Подобные рассуждения позволяли держать боль в узде. Хотя, если по правде, без нее не проходило и минуты с тех пор, как Силвеста захватили мятежники. Фолкендер льстит себе, если верит, что причиняемая им боль хоть в малейшей степени усиливает страдания Силвеста.
Но в конце концов благодаря некоему чуду она ослабла.
Как будто вакуум образовался в мозгу – заполненная космическим холодом неведомая вакуоль. Но изъять боль – все равно что изъять какую-то важную подпорку для организма. Силвесту казалось, что он в любой миг может рухнуть, что все его внутренние балконы и карнизы угрожающе кренятся под напором собственного веса. Потребовались огромные усилия, чтобы вернуть хоть отчасти внутреннее равновесие.
И вот теперь в поле его зрения появились бесцветные полупрозрачные призраки.
Через секунду они стали твердеть и приобретать четкие очертания. Комната – почти без мебели, с голыми стенами, как он и представлял. Силуэт человека в маске, склонившийся над ним. Ладонь в чем-то вроде перчатки из блестящего хрома. Перчатка кончалась не пальцами, а множеством осьминожьих щупальцев. Эти манипуляторы тоже металлически сверкали. В глазу торчала сложная лупа – вернее, система луп, – соединенная с перчаткой суставчатым тросиком.

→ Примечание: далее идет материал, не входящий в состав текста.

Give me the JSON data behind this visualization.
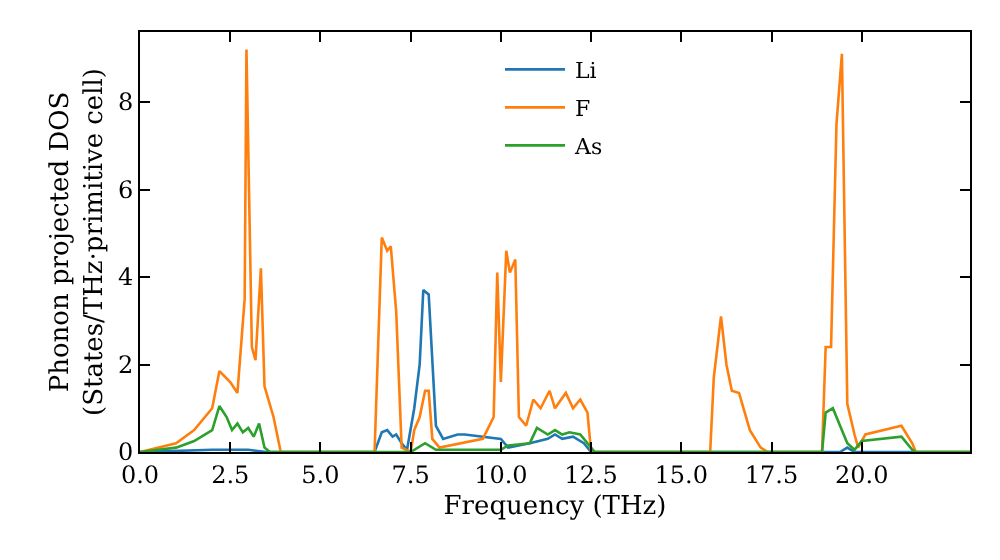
{
  "chart_data": {
    "type": "line",
    "xlabel": "Frequency (THz)",
    "ylabel": "Phonon projected DOS\n(States/THz·primitive cell)",
    "xlim": [
      0,
      23
    ],
    "ylim": [
      0,
      9.6
    ],
    "xticks": [
      {
        "value": 0,
        "label": "0.0"
      },
      2.5,
      {
        "value": 5,
        "label": "5.0"
      },
      7.5,
      {
        "value": 10,
        "label": "10.0"
      },
      12.5,
      {
        "value": 15,
        "label": "15.0"
      },
      17.5,
      {
        "value": 20,
        "label": "20.0"
      }
    ],
    "yticks": [
      0,
      2,
      4,
      6,
      8
    ],
    "legend": "top",
    "marker": "none",
    "line_style": "solid",
    "series": [
      {
        "name": "Li",
        "color": "#1f77b4",
        "x": [
          0,
          2,
          2.5,
          3,
          3.5,
          6.5,
          6.7,
          6.85,
          7.0,
          7.1,
          7.25,
          7.4,
          7.6,
          7.75,
          7.85,
          8.0,
          8.2,
          8.4,
          8.8,
          9.0,
          10.0,
          10.2,
          10.8,
          11.3,
          11.5,
          11.7,
          12.0,
          12.3,
          12.5,
          19.4,
          19.6,
          19.8,
          23
        ],
        "values": [
          0,
          0.05,
          0.05,
          0.05,
          0,
          0,
          0.45,
          0.5,
          0.35,
          0.4,
          0.2,
          0.05,
          1.0,
          2.0,
          3.7,
          3.6,
          0.6,
          0.3,
          0.4,
          0.4,
          0.3,
          0.1,
          0.2,
          0.3,
          0.4,
          0.3,
          0.35,
          0.2,
          0,
          0,
          0.1,
          0,
          0
        ]
      },
      {
        "name": "F",
        "color": "#ff7f0e",
        "x": [
          0,
          1,
          1.5,
          2,
          2.2,
          2.5,
          2.7,
          2.9,
          2.95,
          3.1,
          3.2,
          3.35,
          3.45,
          3.7,
          3.9,
          6.5,
          6.7,
          6.85,
          6.95,
          7.1,
          7.25,
          7.5,
          7.6,
          7.75,
          7.9,
          8.0,
          8.1,
          8.3,
          9.5,
          9.8,
          9.9,
          10.0,
          10.15,
          10.25,
          10.4,
          10.5,
          10.7,
          10.9,
          11.1,
          11.35,
          11.5,
          11.8,
          12.0,
          12.2,
          12.4,
          12.5,
          15.8,
          15.9,
          16.1,
          16.25,
          16.4,
          16.6,
          16.9,
          17.2,
          17.4,
          18.9,
          19.0,
          19.15,
          19.3,
          19.45,
          19.6,
          19.8,
          19.9,
          20.1,
          21.1,
          21.4,
          21.5,
          23
        ],
        "values": [
          0,
          0.2,
          0.5,
          1.0,
          1.85,
          1.6,
          1.35,
          3.5,
          9.2,
          2.4,
          2.1,
          4.2,
          1.5,
          0.8,
          0,
          0,
          4.9,
          4.6,
          4.7,
          3.2,
          0.1,
          0,
          0.5,
          0.8,
          1.4,
          1.4,
          0.3,
          0.1,
          0.3,
          0.8,
          4.1,
          1.6,
          4.6,
          4.1,
          4.4,
          0.8,
          0.6,
          1.2,
          1.0,
          1.4,
          1.0,
          1.35,
          1.0,
          1.2,
          0.9,
          0,
          0,
          1.7,
          3.1,
          2.0,
          1.4,
          1.35,
          0.5,
          0.1,
          0,
          0,
          2.4,
          2.4,
          7.5,
          9.1,
          1.1,
          0.4,
          0.1,
          0.4,
          0.6,
          0.2,
          0,
          0
        ]
      },
      {
        "name": "As",
        "color": "#2ca02c",
        "x": [
          0,
          1,
          1.5,
          2,
          2.2,
          2.4,
          2.55,
          2.7,
          2.85,
          3.0,
          3.15,
          3.3,
          3.45,
          3.6,
          7.5,
          7.9,
          8.2,
          10.0,
          10.2,
          10.8,
          11.0,
          11.3,
          11.5,
          11.7,
          11.9,
          12.2,
          12.5,
          12.6,
          18.9,
          19.0,
          19.2,
          19.4,
          19.6,
          19.8,
          20.0,
          21.1,
          21.4,
          21.5,
          23
        ],
        "values": [
          0,
          0.1,
          0.25,
          0.5,
          1.05,
          0.8,
          0.5,
          0.65,
          0.45,
          0.55,
          0.35,
          0.65,
          0.1,
          0,
          0,
          0.2,
          0.05,
          0.05,
          0.15,
          0.2,
          0.55,
          0.4,
          0.5,
          0.4,
          0.45,
          0.4,
          0.1,
          0,
          0,
          0.9,
          1.0,
          0.6,
          0.2,
          0.05,
          0.25,
          0.35,
          0.05,
          0,
          0
        ]
      }
    ]
  }
}
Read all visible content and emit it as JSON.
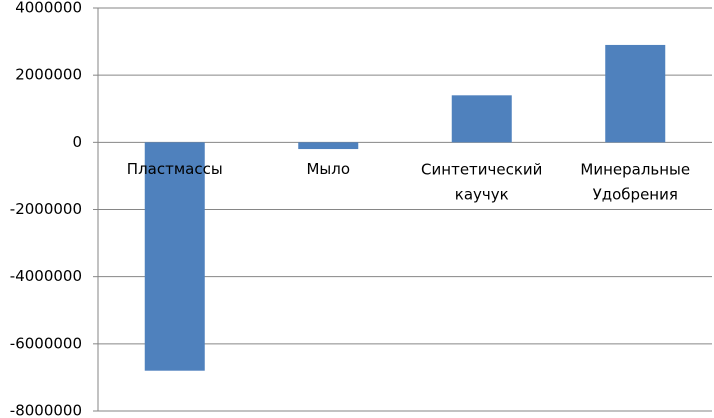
{
  "chart_data": {
    "type": "bar",
    "categories": [
      "Пластмассы",
      "Мыло",
      "Синтетический каучук",
      "Минеральные Удобрения"
    ],
    "values": [
      -6800000,
      -200000,
      1400000,
      2900000
    ],
    "color": "#4f81bd",
    "ylim": [
      -8000000,
      4000000
    ],
    "yticks": [
      -8000000,
      -6000000,
      -4000000,
      -2000000,
      0,
      2000000,
      4000000
    ],
    "grid": true
  }
}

Лицо было бледным, как брюхо ящерицы, второй глаз казался расфокусированным и синюшным. Лоб был забрызган кровью. Она казалась серо-зеленой, но Силвест все равно знал, что это кровь.
Вообще-то, все, что он видел, было серо-зеленым.
Перчатка исчезла – Фолкендер стащил ее с запястья другой рукой. Обнажившаяся кисть была покрыта какой-то жирной мазью.
Он стал складывать в чемоданчик свои инструменты.
– Что ж, я не обещал чуда, – сказал он. – Да вам и не следовало его ждать.
Фолкендер двигался рывками, и Силвест не сразу сообразил: глаза улавливают всего три-четыре «кадра» в секунду. Весь мир уподобился карандашным рисункам, которые ребятишки делают на полях учебников, а затем приводят в движение, пропуская страницы между большим и указательным пальцами. Через каждые несколько секунд неприятно менялись глубина и резкость изображения. Сам Фолкендер, например, казался контррельефом, вырезанным в стене камеры. Иногда часть поля зрения сминалась и оставалась в таком состоянии секунд десять, даже если Силвест переводил глаза в другую точку.
И все-таки это было зрение. Вернее, двоюродный брат-идиот настоящего зрения.
– Спасибо, – сказал Силвест. – Так… все же лучше.
– Я думаю, нам пора идти, – произнес врач. – Мы уже на пять минут опаздываем.
Силвест кивнул, и даже этого слабого движения было достаточно, чтобы вызвать пульсирующую мигрень. Но это было ничто в сравнении с теми муками, которые он испытал, пока Фолкендер занимался его глазами.
Он сам встал с кушетки. Может быть, потому, что сейчас Силвест шел к двери с определенным намерением (в первый раз он чуть не врезался в нее), сам факт перехода через порог показался ему противоестественным, абсурдным. Как будто он должен был шагнуть в пустоту с утеса.
Его подводило чувство равновесия: привык передвигаться в темноте, а теперь возвращение зрения разбалансировало организм. Но мало-помалу головокружение шло на спад, а потом и парочка громил из «Истинного пути» выскочила в коридор, чтобы подхватить Силвеста под руки.
Фолкендер тащился сзади.
– Будьте осторожны, могут быть сбои в восприятии…
Но хотя Силвест и слышал слова врача, их смысла он не улавливал. Он понял теперь, где находится, и это явилось для него шоком. Через двадцать лет разлуки Силвест снова был дома.
Его тюрьмой был Мантель, которого он не видел и почти не вспоминал с момента переворота.
Глава десятая
Вольева сидела одна в огромной полусфере рубки, под голографическим изображением системы Ресургема. Ее кресло, подобно остальным, пустовавшим, находилось на конце длинной суставчатой «руки», что позволяло мгновенно перенестись в любую точку рубки. На протяжении многих часов, подперев подбородок, Вольева всматривалась в модель планетарной системы, как дитя в блестящую игрушку.
Дельта Павлина казалась кусочком раскаленной докрасна амбры, помещенным в центр орбит одиннадцати главных планет, которые занимали на модели те же места, что и их оригиналы в космосе на данный момент. Пятна астероидной пыли, камней и комет обращались по своим эллипсам. Вся система была окружена своего рода гало – узким поясом Койпера, состоящим из ледяной мелочи. Пояс отличался выраженной асимметрией – результат воздействия нейтронной звезды, невидимого двойника Павлина.